Ce nouveau système de partage de vélo permet de le verrouiller où on veut

Spin, tout juste lancé à Austin, fait disparaître le modèle traditionnel où vous ne pouvez laisser votre vélo qu’à une station qui pourrait ne pas être à proximité de votre destination.

Une nouvelle start-up de vélo appelé Spin a étudié un année d’utilisation de Bay Area Bike Share (équivalent de velib), et les chiffres étaient étonnamment bas : pour une journée moyenne, chaque vélo est utilisé seulement 1,7 fois. Et les vélos des systèmes mis en place à Seattle et à Boston sont utilisés seulement deux fois par jour.

Le problème, croit la start-up, est que les vélos qui sont liés aux stations peuvent ou ne peuvent ne pas être près du lieu où vous voulez réellement aller. Dans le système de Spin, lancé le 10 Mars à Austin, les vélos sont à stationnement libre, de façon à pouvoir les garer partout où il y a un support à vélo. En théorie, l’un de ces vélos ne restera que quelques minutes à un endroit.

« Si je veux aller à une station de métro, je peux juste prendre un des vélos et aller directement à mon bureau et juste le laisser dehors, bloqué, et c’est tout, » dit le fondateur de Spin, Derrick Ko. « Avec la station de vélo, vous êtes limité à l’endroit où les stations se trouvent. Du point de vue des transports, c’est tout à fait naturel. »

Le modèle de station est également coûteux pour les villes. En moyenne, les villes dans le programme Bay Area Bike Share, par exemple, payent 5249 $ par vélo. Spin facture directement les consommateurs, les coûts de déplacement sont à 1 dollar la demi-heure et fait valoir que les villes seraient mieux servies en investissant dans des infrastructures et de meilleures pistes cyclables plutôt que dans plusieurs stations de vélo.

Le système de stationnement libre est simple: l’entreprise vise à avoir suffisamment de vélos dans la rue et une application pour les géolocaliser. Quand vous marchez jusqu’au vélo, vous le scannez avec votre téléphone, vous obtenez un code de déverrouillage, vous montez dessous, vous vous rendez partout où vous allez, puis vous le verrouiller sur une grille et terminer le voyage sur l’application.

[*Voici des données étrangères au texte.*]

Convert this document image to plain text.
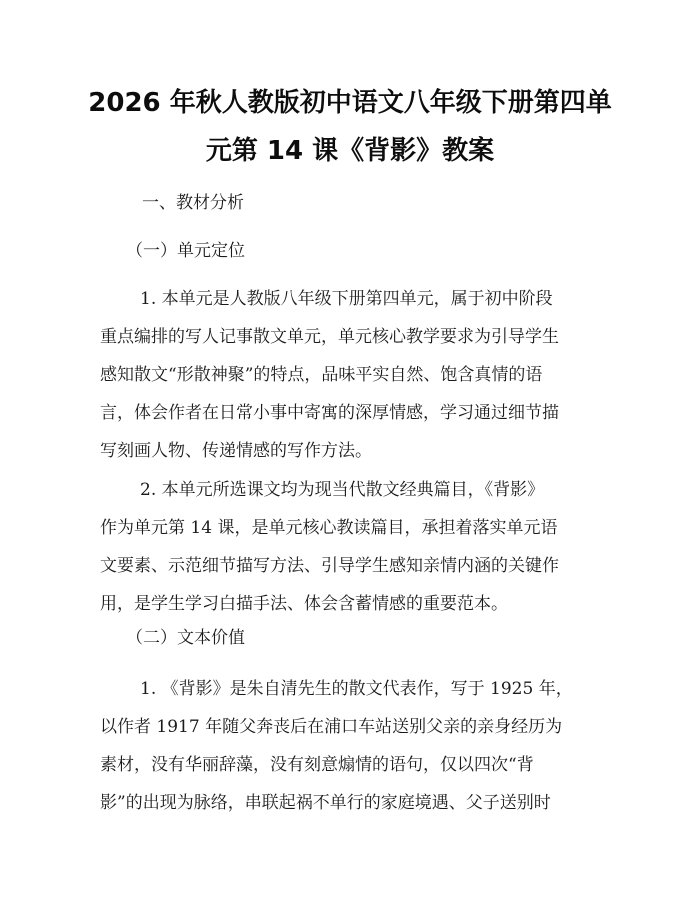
2026 年秋人教版初中语文八年级下册第四单
元第 14 课《背影》教案
一、教材分析
（一）单元定位
1. 本单元是人教版八年级下册第四单元，属于初中阶段
重点编排的写人记事散文单元，单元核心教学要求为引导学生
感知散文“形散神聚”的特点，品味平实自然、饱含真情的语
言，体会作者在日常小事中寄寓的深厚情感，学习通过细节描
写刻画人物、传递情感的写作方法。
2. 本单元所选课文均为现当代散文经典篇目，《背影》
作为单元第 14 课，是单元核心教读篇目，承担着落实单元语
文要素、示范细节描写方法、引导学生感知亲情内涵的关键作
用，是学生学习白描手法、体会含蓄情感的重要范本。
（二）文本价值
1. 《背影》是朱自清先生的散文代表作，写于 1925 年，
以作者 1917 年随父奔丧后在浦口车站送别父亲的亲身经历为
素材，没有华丽辞藻，没有刻意煽情的语句，仅以四次“背
影”的出现为脉络，串联起祸不单行的家庭境遇、父子送别时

Tout au long de la journée et  durant la nuit, la société va utiliser une équipe pour repositionner les vélos afin qu’ils ne finissent pas bloqués dans des endroits impopulaires. « Voilà comment nous allons faire un usage intensif de la technologie pour vraiment optimiser ces opérations et les rendre aussi efficace que possible, pour atteindre notre objectif de faire en sorte que les gens soient toujours à quelques minutes d’un vélo. »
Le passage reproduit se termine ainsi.